Image: Marvel Comics

The cosmology around the Deviants in Jack Kirby’s original Eternals comics is fairly straightforward: Created by the same Celestials that created the Eternals, the Deviants are humanoid, intelligent, tech-focused immortal beings who rebelled against their creators and were punished. Developed from early hominid stock and injected with an unstable gene to let them mutate in a wide range of ways (see above, regarding Thanos being big and purple), the Deviants were expected to increase human potential by injecting more variety and thus survivability into humanity’s genetic lines.

Neil Gaiman’s 2006 Eternals arc suggests a much darker purpose for the Deviants — in that story, one Deviant character, who refers to his shape-shifting brethren as “the Changing People,” explains how the Celestials put the Deviants on Earth to rapidly breed and multiply as a kind of harvest that the Celestials later returned to and feasted on. “The souls of the Changing People are a delicacy for the Celestials,” he snarls.

In the movie, the Deviants apparently have a completely different purpose, but if you blink at the beginning of the film, you’ll miss it — they were meant to be a predator capable of wiping out all the apex predators on Earth in order to give humanity more room to develop and grow, without being devoured by megalodons or saber-tooth tigers or whatever else had a hunger for them. It’s unclear why the Celestials thought unleashing a race of giant, incredibly tough shape-changing immortals onto the planet would help humanity not get eaten. And it’s no wonder that the movie’s secondary villain, the Deviant Kro (voiced by Bill Skarsgård) resents the Celestials setting up his species to get slaughtered en masse. In this version of the story, at least, introducing Eternals to Earth seems to have been an environmental quick-fix, like dumping mongooses on Hawaii to control the rat population. (That didn’t work out well.)

​​Did Ikaris fly Ajak all the way to Alaska, or did they take a plane?

OK, maybe this one is silly, but it’s definitely hard to ignore how Ikaris comes to visit Ajak in South Dakota to show her something, then shows up in Alaska, around 3,000 miles away, cradling her in his arms.
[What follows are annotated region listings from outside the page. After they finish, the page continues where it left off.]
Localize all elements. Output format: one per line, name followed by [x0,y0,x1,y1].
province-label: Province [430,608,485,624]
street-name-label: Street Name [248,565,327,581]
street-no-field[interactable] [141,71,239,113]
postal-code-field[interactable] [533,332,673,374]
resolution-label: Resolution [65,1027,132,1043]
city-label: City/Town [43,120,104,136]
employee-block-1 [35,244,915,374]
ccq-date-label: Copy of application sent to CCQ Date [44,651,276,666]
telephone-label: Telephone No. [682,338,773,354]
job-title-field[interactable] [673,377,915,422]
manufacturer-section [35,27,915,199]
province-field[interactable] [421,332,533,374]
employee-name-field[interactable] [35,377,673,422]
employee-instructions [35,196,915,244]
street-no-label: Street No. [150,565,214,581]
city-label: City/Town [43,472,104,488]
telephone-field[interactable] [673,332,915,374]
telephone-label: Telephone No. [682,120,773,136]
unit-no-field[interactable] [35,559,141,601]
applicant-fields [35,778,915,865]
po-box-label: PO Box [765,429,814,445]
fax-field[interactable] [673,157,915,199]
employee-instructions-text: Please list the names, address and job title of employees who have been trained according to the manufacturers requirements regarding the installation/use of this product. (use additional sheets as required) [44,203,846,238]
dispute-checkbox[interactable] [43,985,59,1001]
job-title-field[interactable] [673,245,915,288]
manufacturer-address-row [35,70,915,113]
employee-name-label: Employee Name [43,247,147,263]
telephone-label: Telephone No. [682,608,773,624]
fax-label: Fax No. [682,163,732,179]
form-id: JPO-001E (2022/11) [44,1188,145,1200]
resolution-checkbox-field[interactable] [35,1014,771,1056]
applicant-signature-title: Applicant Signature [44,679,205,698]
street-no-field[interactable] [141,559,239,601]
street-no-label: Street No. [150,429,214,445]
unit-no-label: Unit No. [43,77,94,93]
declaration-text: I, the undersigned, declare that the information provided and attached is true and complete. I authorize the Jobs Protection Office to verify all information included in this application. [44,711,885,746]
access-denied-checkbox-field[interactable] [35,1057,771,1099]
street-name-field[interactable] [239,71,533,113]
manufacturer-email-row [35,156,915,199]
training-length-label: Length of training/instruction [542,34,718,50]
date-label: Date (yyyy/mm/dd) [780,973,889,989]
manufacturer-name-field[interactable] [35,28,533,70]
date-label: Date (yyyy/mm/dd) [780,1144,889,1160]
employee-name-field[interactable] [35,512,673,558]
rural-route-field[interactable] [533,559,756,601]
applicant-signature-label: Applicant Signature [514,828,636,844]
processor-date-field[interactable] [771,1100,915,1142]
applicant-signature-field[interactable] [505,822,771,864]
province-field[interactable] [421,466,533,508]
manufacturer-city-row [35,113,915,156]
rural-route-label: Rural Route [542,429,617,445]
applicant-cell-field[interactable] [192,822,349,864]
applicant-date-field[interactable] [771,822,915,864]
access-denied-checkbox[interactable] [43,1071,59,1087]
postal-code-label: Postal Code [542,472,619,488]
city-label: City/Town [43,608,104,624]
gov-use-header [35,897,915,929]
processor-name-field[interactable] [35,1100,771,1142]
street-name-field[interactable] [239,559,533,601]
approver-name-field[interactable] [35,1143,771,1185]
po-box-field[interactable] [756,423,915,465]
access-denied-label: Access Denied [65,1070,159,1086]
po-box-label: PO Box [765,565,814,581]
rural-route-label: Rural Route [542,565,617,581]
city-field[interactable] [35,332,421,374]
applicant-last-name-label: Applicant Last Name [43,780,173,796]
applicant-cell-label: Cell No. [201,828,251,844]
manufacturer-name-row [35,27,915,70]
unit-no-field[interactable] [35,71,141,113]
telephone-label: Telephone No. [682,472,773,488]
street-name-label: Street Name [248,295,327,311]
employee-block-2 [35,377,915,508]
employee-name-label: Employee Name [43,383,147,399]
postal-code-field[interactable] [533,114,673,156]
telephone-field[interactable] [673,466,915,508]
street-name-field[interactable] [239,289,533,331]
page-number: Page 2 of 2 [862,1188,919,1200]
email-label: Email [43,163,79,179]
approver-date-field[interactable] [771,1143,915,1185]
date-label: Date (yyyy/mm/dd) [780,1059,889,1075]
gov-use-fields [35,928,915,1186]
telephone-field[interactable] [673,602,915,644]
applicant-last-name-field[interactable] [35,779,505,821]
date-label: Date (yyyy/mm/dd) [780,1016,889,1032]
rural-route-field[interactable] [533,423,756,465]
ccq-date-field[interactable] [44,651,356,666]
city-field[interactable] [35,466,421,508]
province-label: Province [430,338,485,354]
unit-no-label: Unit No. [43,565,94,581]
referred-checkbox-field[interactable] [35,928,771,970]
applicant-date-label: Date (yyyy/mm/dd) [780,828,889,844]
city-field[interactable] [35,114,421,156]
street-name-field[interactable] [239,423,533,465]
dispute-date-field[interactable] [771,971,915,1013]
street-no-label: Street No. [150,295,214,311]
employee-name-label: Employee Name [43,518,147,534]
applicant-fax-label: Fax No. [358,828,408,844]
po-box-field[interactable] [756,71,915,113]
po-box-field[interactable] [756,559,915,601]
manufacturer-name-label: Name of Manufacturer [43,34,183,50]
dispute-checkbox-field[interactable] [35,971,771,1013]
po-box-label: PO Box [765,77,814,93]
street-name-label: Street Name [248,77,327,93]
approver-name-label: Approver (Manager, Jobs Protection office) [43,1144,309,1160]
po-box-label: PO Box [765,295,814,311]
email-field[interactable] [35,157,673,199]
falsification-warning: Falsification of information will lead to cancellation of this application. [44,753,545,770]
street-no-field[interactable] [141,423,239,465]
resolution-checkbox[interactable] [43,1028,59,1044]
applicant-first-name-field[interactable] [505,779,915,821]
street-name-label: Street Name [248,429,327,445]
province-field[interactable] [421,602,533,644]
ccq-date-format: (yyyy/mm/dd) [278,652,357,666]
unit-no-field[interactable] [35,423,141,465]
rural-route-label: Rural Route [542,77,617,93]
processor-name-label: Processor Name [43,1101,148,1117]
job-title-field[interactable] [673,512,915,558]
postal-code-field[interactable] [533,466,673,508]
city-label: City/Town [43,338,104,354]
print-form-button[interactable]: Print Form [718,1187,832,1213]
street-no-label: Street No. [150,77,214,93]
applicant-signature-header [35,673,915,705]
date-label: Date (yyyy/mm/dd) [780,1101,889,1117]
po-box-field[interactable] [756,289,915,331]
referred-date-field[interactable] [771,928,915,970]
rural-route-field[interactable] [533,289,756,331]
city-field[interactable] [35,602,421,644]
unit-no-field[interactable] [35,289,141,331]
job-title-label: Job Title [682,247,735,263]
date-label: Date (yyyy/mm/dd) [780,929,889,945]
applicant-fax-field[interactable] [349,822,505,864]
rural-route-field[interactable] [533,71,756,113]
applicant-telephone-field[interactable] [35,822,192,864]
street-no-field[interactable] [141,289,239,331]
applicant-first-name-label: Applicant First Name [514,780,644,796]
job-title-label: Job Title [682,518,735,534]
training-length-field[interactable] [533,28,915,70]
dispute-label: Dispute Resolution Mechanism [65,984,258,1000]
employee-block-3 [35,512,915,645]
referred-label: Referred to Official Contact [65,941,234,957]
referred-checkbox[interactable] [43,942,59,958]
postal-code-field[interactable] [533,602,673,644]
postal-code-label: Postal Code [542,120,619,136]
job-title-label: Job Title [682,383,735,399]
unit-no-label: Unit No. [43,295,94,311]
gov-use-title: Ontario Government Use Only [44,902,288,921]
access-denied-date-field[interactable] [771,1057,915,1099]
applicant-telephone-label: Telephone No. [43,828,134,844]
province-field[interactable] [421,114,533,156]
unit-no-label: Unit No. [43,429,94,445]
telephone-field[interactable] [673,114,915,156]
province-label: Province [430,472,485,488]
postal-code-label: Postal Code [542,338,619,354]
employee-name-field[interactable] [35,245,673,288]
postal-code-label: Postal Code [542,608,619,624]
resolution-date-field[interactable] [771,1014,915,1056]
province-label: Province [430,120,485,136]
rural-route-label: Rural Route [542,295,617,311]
Did he just carry her through the air all that way?

Viaggio247 posed this one to the Firpos as well, and got a legit response. “We literally had this conversation with the most impressive story minds in Hollywood, Academy Award-winner Chloe Zhao, and then us. We would sit around in a room eating takeout, being like, ‘Can Ikaris just pick them up and fly them there? Is it faster?’ The answer was, ‘If it’s just one person, he holds them very cute under one arm.’”

So we’re guessing that yes, Ikaris just flew her up there. No point in having a paper trail about their travels on the day she mysteriously died, right?

Will there be an Eternals 2?

In spite of the Firpos’ jokes about Eternals 2, it’s unclear whether the Eternals will return in their own stand-alone movie, or they’re being set up to cross over with one or more of the other Marvel arcs Eternals sets in motion for Phase Four. The movie does end with a cliffhanger for many of the characters, and Marvel Studios’ dedication to revolving those kinds of dangling plot threads suggests there’s more to come. But given the hints from the credits scenes, that resolution might come in Guardians of the Galaxy 3 (currently scheduled for 2023), the Black Knight movie (currently not even announced), the Blade movie (announced but not scheduled), or something else entirely.